Common injuries and how to prevent them
Many of the sports we love are of a repetitive high impact nature so injuries are all too common.
So we can continue to enjoy our sport it’s important to remember that it is easier to prevent injury than to treat it .
Here, therefore, are some tips to keep you fit as well as some general recommendations should things go wrong.
Now I’m no expert in biomechanics but I do know that pronotion, the three dimensional roll of the foot, puts a lot of extra pressure on the joints and can lead to injuries such a shin splints, runner’s knee and heel pain (plantar fascilitis).
Having the right footwear is key. We use Footdisc to assess your foot type and gait and can advise on whether you may need trainers which offer a little more cushioning support or guidance and/or shock absorbing insoles or heel pads.
Blisters can also stop you training so help to prevent them by choosing high wicking socks that pull the moisture away from the foot (five times quicker than a cotton sock). We highly recommend Hilly TwinSkin as they help prevent friction, too.
Over training is another danger. Progress gradually by a maximum of 10% a week and take it easier every fourth week – rest and sleep are an important part of training.
Make sure you stretch before you exercise and warm down afterwards.
And mix up your training sessions to work different muscle groups rather than putting strain on the same areas all the time. Consider investing in a foam roller – many athletes swear by them which is why we stock Fitness Mad products.
Another tip, if you’ve had injuries in the past, is to continue to do the rehab exercises you were given to prevent a reoccurance.
Sports massage can also help. It can release tension and restore balance to muscles, accelerate recovery after training and help keep you injury-free.
But if you do get injured think RICE – rest, ice, compression and elevation – depending on the injury, and then rehabilitation which may require working on your core strength, stretching and massage.
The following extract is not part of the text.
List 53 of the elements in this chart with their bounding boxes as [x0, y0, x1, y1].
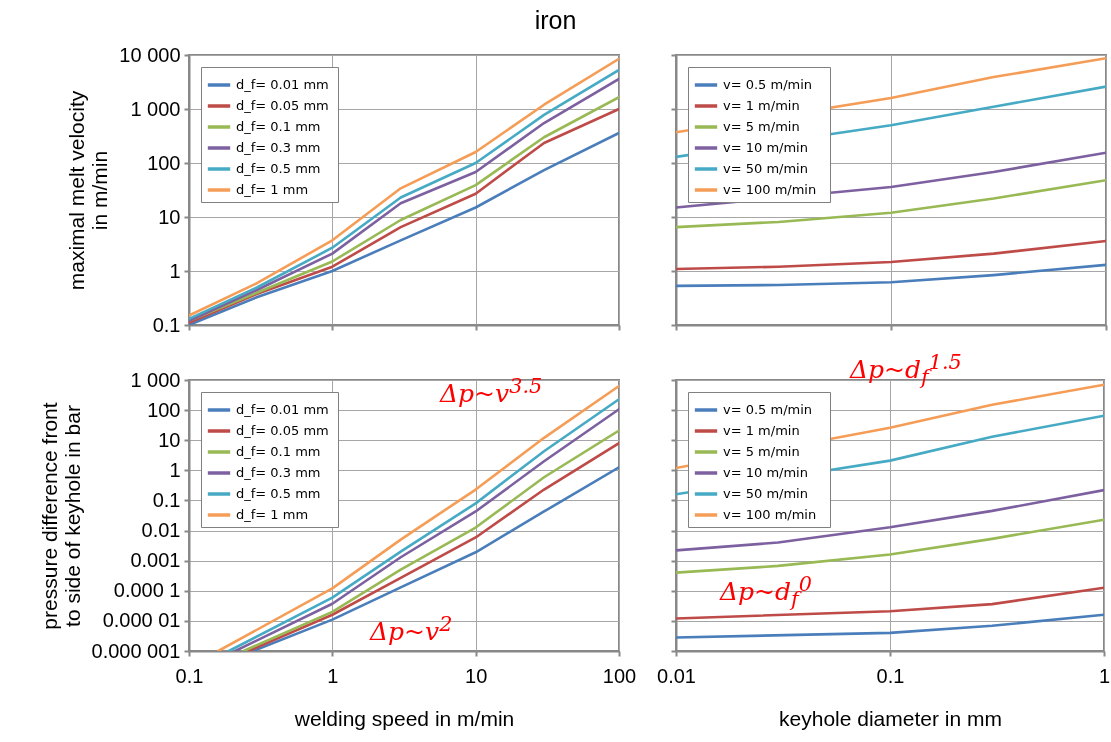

Cross train – swimming and cycling are excellent – until you are pain free before resuming your normal training.
If problems persist, do get professional advice as you’ll want to get back to what you enjoy sooner rather than later for your own quality of life. I’ve heard good things of Latham House, Melton Foot Clinic, sports massage therapist Graham Spencer and Melton Mowbray Physio and Sports Injury Clinic but do ask around for recommendations.